Real Problem !!

[karephul]

I never thoght of it before, but lets see ..

when a person login on any login page what happens ?

1. database is already working and there is a table called users(user, password (encrypted)), we compare username and password and give user the access.

--> Problem: what If I have to define roles on the user, rolese can be defined on the database user rather than a user in a users table, RIGHT !!

that means, the user and password used to login should be database user password, created by CREATE USER by admin if I want to define roles on these users.

--> Problem: If user does not exist, he cannot login into the database, and even if he want to register, how could he register to the database, any clue ??
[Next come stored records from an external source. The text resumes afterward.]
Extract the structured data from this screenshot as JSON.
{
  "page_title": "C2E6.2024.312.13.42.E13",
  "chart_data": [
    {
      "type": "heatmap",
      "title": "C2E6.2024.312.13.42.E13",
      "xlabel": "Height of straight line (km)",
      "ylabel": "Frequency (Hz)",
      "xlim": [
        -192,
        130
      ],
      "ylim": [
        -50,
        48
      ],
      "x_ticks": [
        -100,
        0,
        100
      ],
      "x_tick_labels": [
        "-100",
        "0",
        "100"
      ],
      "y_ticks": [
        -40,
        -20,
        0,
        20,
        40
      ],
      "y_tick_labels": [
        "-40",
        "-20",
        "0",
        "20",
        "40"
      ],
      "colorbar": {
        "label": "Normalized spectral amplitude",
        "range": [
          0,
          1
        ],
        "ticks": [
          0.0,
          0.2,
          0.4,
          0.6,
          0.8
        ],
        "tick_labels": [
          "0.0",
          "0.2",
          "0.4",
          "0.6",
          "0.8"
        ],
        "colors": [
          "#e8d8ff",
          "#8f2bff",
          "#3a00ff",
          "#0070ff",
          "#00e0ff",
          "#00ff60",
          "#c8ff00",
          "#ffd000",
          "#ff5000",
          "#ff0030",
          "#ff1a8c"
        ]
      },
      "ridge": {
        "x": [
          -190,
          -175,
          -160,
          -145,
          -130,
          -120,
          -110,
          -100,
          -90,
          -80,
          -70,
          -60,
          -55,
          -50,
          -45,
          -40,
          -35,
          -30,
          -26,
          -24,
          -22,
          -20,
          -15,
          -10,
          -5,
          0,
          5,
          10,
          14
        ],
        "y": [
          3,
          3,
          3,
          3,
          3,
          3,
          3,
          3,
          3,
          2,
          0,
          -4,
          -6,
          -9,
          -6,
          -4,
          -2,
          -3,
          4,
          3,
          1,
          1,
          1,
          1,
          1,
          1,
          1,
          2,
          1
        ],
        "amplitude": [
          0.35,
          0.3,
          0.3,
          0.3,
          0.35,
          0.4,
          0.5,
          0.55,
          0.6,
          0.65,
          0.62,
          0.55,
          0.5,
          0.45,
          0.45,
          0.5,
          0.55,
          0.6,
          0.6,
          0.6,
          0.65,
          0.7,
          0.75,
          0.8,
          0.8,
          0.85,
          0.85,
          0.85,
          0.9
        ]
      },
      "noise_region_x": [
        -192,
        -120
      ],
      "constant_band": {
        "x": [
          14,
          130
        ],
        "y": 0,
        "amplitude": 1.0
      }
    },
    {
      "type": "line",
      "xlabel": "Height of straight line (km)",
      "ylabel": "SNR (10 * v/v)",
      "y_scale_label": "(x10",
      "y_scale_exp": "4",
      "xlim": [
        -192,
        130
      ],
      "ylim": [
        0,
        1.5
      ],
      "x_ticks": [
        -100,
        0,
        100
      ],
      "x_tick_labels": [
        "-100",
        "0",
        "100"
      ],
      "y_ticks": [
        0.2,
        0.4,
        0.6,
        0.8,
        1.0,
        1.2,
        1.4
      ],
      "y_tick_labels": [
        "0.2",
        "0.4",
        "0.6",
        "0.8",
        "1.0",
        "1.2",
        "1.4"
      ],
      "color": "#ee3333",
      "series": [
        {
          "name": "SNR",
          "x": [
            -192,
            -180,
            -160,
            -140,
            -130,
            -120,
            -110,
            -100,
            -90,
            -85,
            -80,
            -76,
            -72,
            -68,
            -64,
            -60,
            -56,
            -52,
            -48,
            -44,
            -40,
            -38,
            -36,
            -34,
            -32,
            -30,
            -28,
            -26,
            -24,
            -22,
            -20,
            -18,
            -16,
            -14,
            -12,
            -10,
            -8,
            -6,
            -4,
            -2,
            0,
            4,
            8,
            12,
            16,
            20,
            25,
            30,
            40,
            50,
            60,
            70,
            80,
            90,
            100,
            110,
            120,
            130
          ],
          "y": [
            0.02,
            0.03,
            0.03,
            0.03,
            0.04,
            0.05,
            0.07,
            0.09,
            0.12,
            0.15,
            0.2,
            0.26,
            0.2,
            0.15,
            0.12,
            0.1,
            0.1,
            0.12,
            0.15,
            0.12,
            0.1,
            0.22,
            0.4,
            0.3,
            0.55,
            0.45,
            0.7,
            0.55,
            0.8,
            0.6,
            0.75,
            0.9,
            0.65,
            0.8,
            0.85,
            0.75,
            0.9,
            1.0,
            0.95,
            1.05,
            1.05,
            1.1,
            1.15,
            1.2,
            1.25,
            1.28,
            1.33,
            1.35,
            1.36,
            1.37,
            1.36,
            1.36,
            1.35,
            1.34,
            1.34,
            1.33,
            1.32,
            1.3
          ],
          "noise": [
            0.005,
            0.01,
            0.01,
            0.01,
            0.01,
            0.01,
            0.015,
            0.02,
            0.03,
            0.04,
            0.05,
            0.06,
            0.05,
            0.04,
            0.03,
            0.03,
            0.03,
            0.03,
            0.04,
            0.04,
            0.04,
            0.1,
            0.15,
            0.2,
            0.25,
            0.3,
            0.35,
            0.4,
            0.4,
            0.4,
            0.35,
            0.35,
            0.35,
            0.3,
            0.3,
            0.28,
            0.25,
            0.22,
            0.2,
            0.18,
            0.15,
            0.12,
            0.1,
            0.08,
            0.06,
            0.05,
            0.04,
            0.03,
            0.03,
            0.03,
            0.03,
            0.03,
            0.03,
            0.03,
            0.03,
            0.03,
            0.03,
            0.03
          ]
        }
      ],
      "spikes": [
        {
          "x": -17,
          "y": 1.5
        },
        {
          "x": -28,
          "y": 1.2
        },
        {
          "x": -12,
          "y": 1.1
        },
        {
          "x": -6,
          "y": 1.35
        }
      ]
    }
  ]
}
--> solution: if a person is already a user he will be able to login in, otherwise there will be a database exception so, a person has to register, to register .. our login page should remember a dummy user and password who has access to one table to database in which request could be saved .. and thats all. Next time admin will login and see the request and he will create a user looking at the request .. and hence the person who made a request can LOGIN now,

--> this solves the problem of ROLES, Admin can assign roles to the user he creates !!

---------------------
** IS this the way its done in REAL world ??? **
---------------------

Regards,

 

[SQLSister]

One approach we took is to have an application role for the website or user interface. This is the role which has the rights to the database defined. This role has no direct access to tables, all rights are set on sps only and no dynamic SQL allowed. If you didn't come in through the website, no rights.

The new user creates a login and it is stored. There is then a corresponding table which takes the type of user created and decides which pages that person can access (our menus were dynamic depending on the person's user group). If they aren't in the user group to see the data then they can't even see that the page exists.

Questions about posting. See faq183-874
Click here to help with Hurricane Relief

 

[karephul]

Okay, so this is at interface level. What if I want to do the same at the database level ? I Just have one login page and register page, and thats all. Everthing which a user can access have to be at database level.

example: there are 5 tables(say) in a database, and three roles defined in the database,"admin role", "special role","public role".

Step1:
when a user want to register, that user will be connected to database by a "dummy user" which already exists in the database and which will have access to only one table "register user table". so, new user's userName and pwd will be kept in that and will loggoff.

step 2: Administer will login into the database and will CREATE a user according to the requested userName and PWD by the user and put him in some ROLE that he already defined. Now depending on his preveleges in the roles, he/she can view/edit/insert into the tables.

** so, its like .. I do not want a website, but just want to demonstrate/use the roles based security in the database **
This is the initial step I have to take to move further. Everything has to be at database level..

Regards,

 

[SQLSister]

On the other hand you are forcing the new user to wait until the admin gets around to creting him. Most people want login privledges from the second they sign up to be a user.

Questions about posting. See faq183-874
Click here to help with Hurricane Relief

 

[karephul]

That is other thing, but thats what I want ..

but, Is this the right way to do this.

If there is a new user, a dummy user should login to the database by default and shold enter the new user's information in the temporary table ?? Is it the way it works ??